Frivolous California Lawsuits Cut Down Under New Law
Ricardo Bernardo / Flickr
There's a racket in California where you can sue, say, the owner of the corner market for failing to post proper warnings about chemicals commonly found in the likes of beer and even coffee.
Lawyers had a field day with it, filing so-called frivolous lawsuits and bilking mom-and-pop retailers out of thousands of dollars worth of settlement money because their warning signs weren't the right size. Really.
Well, that's about to stop:
Over the weekend Gov. Jerry Brown signed AB 227, a bill by L.A-area Assemblyman Mike Gatto that will give small businesses 14 days to comply with claims that their signs aren't proper under California's Prop. 65, Safe Drinking Water and Toxic Enforcement Act of 1986.
Business owners will have to get their signage straight and pay a "small civil fine" to the state, but otherwise they won't be strong-armed by lawyers looking to get $10,000 settlements.
California's own $2,500 per-day retroactive fine will also be nixed for those who comply. Gatto's office explains:
AB 227 essentially provides for a "fix-it ticket" for violations based on the most common, everyday substances covered under Prop. 65, such as alcoholic beverages or those that naturally occur when grilling food. These are the substances (coffee, beer) that spark outrage when the public learns that a business is facing steep fines or closure due to a lawsuit over the same.

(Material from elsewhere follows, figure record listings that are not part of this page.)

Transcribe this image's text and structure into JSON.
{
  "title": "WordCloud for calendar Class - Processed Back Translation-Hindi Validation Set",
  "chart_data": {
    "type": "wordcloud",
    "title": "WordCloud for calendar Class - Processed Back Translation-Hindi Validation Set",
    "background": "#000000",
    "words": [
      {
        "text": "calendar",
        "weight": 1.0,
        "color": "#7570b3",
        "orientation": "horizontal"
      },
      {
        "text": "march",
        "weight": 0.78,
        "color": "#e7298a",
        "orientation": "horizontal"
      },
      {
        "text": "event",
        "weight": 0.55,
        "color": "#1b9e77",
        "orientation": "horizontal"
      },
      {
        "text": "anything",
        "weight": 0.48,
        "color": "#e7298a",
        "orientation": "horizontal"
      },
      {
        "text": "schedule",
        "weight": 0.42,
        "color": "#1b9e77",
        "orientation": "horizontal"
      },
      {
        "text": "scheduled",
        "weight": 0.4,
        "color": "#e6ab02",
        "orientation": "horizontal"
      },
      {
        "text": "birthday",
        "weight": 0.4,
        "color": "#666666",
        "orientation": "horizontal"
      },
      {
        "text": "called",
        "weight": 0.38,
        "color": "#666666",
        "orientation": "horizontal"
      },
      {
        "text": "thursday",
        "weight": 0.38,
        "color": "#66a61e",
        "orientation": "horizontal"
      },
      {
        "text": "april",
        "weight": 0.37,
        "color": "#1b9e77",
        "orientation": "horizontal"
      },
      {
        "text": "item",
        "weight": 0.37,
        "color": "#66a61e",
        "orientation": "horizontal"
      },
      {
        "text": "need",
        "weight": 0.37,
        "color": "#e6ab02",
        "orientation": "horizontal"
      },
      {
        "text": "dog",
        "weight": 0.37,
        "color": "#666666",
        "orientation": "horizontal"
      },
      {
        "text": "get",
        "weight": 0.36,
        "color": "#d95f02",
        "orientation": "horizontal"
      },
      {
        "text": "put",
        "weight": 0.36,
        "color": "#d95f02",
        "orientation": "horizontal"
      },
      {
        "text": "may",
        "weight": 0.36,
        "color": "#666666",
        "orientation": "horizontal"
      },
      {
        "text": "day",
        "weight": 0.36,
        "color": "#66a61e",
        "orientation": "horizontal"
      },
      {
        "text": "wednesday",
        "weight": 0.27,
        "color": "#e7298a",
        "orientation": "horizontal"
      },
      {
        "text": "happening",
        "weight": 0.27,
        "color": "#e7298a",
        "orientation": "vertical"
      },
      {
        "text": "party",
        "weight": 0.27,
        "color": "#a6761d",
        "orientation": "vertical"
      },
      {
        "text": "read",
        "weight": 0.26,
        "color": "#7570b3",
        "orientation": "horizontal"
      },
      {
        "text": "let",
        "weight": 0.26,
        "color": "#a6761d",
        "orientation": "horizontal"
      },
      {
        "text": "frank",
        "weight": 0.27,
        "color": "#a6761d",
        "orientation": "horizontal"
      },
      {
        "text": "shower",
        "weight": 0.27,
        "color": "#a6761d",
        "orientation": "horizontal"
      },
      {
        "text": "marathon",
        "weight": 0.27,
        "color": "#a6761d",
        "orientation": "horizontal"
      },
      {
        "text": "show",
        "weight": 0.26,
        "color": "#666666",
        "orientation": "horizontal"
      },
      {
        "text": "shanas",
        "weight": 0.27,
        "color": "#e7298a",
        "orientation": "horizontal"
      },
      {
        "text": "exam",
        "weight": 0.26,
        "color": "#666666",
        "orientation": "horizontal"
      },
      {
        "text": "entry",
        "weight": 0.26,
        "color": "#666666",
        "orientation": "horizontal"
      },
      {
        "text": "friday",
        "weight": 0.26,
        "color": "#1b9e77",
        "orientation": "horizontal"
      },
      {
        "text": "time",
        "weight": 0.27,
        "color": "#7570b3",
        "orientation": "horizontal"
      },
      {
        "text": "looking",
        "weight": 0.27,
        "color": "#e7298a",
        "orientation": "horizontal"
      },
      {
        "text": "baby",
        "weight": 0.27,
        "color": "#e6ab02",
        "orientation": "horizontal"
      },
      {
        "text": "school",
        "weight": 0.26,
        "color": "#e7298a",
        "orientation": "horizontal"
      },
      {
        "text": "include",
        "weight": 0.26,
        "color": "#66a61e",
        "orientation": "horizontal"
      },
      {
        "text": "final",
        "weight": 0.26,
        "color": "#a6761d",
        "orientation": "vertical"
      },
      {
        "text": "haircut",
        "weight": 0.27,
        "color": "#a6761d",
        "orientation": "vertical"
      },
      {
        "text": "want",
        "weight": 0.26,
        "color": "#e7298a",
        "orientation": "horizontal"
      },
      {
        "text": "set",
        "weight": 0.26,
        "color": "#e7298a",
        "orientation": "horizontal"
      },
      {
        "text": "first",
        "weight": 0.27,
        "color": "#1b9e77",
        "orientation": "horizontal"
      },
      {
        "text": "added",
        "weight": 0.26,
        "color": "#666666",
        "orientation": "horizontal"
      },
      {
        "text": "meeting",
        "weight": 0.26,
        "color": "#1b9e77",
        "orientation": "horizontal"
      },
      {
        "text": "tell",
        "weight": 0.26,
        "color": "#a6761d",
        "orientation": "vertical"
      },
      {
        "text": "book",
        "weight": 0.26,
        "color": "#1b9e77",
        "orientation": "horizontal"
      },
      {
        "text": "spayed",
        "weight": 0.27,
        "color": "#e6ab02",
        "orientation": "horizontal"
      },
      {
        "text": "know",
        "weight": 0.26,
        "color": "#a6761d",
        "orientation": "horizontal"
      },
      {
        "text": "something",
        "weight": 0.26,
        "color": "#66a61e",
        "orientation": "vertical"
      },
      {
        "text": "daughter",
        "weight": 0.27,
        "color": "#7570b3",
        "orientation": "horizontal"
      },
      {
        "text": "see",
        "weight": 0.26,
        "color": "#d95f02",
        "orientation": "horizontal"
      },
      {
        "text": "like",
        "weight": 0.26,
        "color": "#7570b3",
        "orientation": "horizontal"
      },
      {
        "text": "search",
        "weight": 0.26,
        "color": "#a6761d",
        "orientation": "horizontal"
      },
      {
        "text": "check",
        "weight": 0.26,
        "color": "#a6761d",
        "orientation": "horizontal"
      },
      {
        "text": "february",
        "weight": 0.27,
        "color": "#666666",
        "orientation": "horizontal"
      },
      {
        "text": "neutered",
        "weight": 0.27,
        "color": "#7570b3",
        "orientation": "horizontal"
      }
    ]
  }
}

Gatto's office today patted itself on the back, saying his bill "succeeded against very long odds" because it required two-thirds super-majority approval in the legislature.
The assemblyman says:
AB 227 will go a long way towards saving thousands of California businesses from unnecessary legal action. Threatening a small business with a lawsuit for serving its customers coffee with their breakfast, a burger with their lunch, or a glass of wine with dinner is absurd.